Much like Challenge of the Tiger, this movie has very little plot that is very interesting. As such, I will use a similar formula as with that one.
*A young woman is kidnapped as part of a bartering scheme by some crazed Satanic cult leader. Our hero is on vacation when he is called in for the job. He only agrees to help out when he learns that his woman is the kidnapee. My hero!
+ The cult has a weird party in what looks like a Mexican villa, complete with a vulture looming over them on the balcony. Our hero proceeds to throw this bird at them!
+ Kelly escapes via the rooftops, but only after battling some midgets.
+ Kelly gets stopped by a station wagon full of henchmen. He defeats them and hops back into his purple sports car. What are you, Prince?!?

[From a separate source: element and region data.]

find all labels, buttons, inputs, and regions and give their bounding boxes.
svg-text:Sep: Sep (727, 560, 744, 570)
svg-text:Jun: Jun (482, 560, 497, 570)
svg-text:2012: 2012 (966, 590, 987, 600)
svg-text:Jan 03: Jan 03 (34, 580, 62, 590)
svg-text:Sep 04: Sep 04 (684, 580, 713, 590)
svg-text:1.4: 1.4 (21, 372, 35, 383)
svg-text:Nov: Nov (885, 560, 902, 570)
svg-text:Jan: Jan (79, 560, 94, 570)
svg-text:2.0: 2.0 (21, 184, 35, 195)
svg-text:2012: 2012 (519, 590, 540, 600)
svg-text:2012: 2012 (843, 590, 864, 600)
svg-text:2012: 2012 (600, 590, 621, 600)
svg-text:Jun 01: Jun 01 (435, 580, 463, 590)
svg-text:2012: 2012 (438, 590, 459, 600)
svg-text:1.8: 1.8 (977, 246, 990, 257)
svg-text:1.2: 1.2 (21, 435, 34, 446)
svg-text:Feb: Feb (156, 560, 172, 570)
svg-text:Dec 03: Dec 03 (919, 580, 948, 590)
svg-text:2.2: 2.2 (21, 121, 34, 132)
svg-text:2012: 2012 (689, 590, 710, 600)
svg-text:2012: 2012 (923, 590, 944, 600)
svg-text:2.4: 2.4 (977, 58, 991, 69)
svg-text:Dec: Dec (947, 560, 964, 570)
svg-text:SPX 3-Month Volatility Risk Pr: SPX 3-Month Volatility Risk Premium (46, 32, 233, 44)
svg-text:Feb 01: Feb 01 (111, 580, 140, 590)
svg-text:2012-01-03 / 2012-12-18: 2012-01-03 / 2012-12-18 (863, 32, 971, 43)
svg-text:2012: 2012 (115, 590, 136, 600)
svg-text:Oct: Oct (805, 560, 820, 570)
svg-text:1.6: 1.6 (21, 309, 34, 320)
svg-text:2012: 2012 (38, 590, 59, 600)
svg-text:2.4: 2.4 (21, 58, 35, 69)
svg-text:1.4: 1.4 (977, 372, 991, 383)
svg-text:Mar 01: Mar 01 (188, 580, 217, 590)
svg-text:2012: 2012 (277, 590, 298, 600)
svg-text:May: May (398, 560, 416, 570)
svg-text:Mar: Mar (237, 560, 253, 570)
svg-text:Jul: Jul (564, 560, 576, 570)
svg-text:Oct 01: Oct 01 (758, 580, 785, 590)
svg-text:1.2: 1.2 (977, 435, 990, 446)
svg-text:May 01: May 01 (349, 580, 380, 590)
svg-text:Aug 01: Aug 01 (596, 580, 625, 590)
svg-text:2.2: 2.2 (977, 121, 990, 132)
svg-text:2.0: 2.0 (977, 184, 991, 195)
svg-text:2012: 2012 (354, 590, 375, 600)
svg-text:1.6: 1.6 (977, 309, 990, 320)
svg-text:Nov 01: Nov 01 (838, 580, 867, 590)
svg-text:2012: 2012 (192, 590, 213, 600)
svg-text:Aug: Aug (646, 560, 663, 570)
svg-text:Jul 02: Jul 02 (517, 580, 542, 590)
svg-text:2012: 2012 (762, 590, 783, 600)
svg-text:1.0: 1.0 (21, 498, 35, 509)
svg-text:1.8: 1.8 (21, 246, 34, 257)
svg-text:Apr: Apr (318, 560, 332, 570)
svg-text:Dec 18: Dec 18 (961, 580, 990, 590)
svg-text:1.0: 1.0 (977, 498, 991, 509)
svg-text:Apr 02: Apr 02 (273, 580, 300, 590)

+ Kelly- I shit you not- flies over to the bad guys' new base in a jet pack. Basically, slap air conditioner tubing to a dishwasher and you got the device.
+ A group of black men dressed in tribal gear- why not- battle our hero, but are defeated on the jungle set.
+ After a lot of fighting, our hero locks the villain in a room full of snakes & blows up the remaining thugs with a grenade. Hurray!
*This movie is not the slightest-bit good. Kelly has no real screen presence other than machismo. The fact that he spends at least half of the movie fighting should tell you something! The real fun: making a drinking game out of it. Take a shot every time Kelly does a bad spin-kick. If you do that, you'll be passed out by the end of it. It should come as no surprise that this one comes to us via Al Adamson, the man behind Doctor Dracula and Dracula vs. Frankenstein. If you want your taste of Jim Kelly- that sounded wrong, didn't it- just watch Enter the Dragon again.